When Willa was a baby and we’d just begun introducing her to solids, I took great pleasure in making homemade baby food. I would steam sweet potatoes, pass them through a food mill, and then freeze individual portions in an ice cube tray. I loved admiring the bounty of a zip lock bag filled with colorful frozen cubes of perfectly smooth food.
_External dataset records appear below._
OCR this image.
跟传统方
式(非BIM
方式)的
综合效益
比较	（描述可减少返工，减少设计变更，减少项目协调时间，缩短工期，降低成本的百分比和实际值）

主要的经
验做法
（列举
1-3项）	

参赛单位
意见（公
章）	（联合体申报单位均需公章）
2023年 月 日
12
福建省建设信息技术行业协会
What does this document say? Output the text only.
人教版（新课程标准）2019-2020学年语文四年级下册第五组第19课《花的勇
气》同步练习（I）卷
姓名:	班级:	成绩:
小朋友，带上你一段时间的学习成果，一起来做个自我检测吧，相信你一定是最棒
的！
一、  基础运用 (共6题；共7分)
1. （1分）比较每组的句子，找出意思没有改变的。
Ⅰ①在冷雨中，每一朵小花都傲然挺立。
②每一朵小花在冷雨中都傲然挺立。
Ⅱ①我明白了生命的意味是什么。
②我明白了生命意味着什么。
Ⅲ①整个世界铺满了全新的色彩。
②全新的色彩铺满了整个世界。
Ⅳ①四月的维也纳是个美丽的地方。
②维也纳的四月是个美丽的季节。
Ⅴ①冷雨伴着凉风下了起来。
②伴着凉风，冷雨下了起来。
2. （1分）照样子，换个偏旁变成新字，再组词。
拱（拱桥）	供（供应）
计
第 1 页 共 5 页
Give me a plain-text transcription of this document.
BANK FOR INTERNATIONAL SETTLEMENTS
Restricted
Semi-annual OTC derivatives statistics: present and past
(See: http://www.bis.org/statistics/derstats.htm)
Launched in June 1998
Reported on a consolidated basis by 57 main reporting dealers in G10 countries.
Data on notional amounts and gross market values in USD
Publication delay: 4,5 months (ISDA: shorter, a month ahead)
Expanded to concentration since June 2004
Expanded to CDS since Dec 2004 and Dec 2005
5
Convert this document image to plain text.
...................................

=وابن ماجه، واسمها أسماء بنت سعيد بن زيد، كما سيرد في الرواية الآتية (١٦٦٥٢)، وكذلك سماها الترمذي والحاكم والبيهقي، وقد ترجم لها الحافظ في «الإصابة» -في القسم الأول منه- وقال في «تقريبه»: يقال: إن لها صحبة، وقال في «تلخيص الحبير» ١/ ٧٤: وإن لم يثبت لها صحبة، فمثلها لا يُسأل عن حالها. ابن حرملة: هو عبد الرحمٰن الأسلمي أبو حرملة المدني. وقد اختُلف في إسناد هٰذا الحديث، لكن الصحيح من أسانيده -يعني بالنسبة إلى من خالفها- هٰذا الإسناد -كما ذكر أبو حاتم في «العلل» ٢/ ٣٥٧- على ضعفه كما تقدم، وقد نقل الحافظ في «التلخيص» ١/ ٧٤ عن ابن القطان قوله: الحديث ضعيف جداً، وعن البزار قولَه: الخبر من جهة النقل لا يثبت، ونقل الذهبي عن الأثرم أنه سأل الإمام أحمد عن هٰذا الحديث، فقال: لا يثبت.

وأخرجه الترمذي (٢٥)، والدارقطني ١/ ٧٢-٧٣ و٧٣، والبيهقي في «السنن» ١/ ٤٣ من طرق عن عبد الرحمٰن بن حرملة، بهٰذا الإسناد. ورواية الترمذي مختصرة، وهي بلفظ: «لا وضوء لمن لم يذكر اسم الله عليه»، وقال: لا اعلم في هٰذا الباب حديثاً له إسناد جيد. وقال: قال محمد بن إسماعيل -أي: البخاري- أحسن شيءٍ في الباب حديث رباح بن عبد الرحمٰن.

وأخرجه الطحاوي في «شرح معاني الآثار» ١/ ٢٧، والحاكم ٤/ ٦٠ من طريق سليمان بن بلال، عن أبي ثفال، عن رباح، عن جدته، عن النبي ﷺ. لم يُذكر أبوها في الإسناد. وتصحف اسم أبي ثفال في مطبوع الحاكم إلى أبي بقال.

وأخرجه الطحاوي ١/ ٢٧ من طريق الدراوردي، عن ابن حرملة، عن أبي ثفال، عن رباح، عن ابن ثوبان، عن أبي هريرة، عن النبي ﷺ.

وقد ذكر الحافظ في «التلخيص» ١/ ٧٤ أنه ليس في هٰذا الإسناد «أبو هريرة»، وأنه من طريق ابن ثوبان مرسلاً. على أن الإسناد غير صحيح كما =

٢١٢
Feeding Arlo was a different matter. Arlo was physically and developmentally precocious. She weighed more than 9 pounds at birth and could hold up her head on the day she was born. She outgrew her infant car seat in a matter of weeks and leapt past the baby food phase in a flash. At about four months she could tweeze Cheerios between her thumb and forefinger and carefully feed herself. She moved past the baby food stage before I found time to steam, mill, and freeze little pops of fresh organic vegetables for her to enjoy. Instead, Arlo moved on to handheld foods such as “dough-duts.”

8-Arlo

Arlo was a remarkable child. And had a pretty good memory too. For a time, she and I had a routine on Tuesday mornings after we dropped Willa off at the Learning Tree Preschool that involved swinging by the Vivace coffee stand on Broadway so that I could get a coffee and she could enjoy a treat of her own. One Tuesday morning after we’d let our routine lapse for many weeks running, Arlo turned to me as we made our way out through the gate of the preschool.

“Dya wanna coffee?” she asked.

“Sure,” I answered.

“Good,” she said. “’Cause I wanna dough-dut.”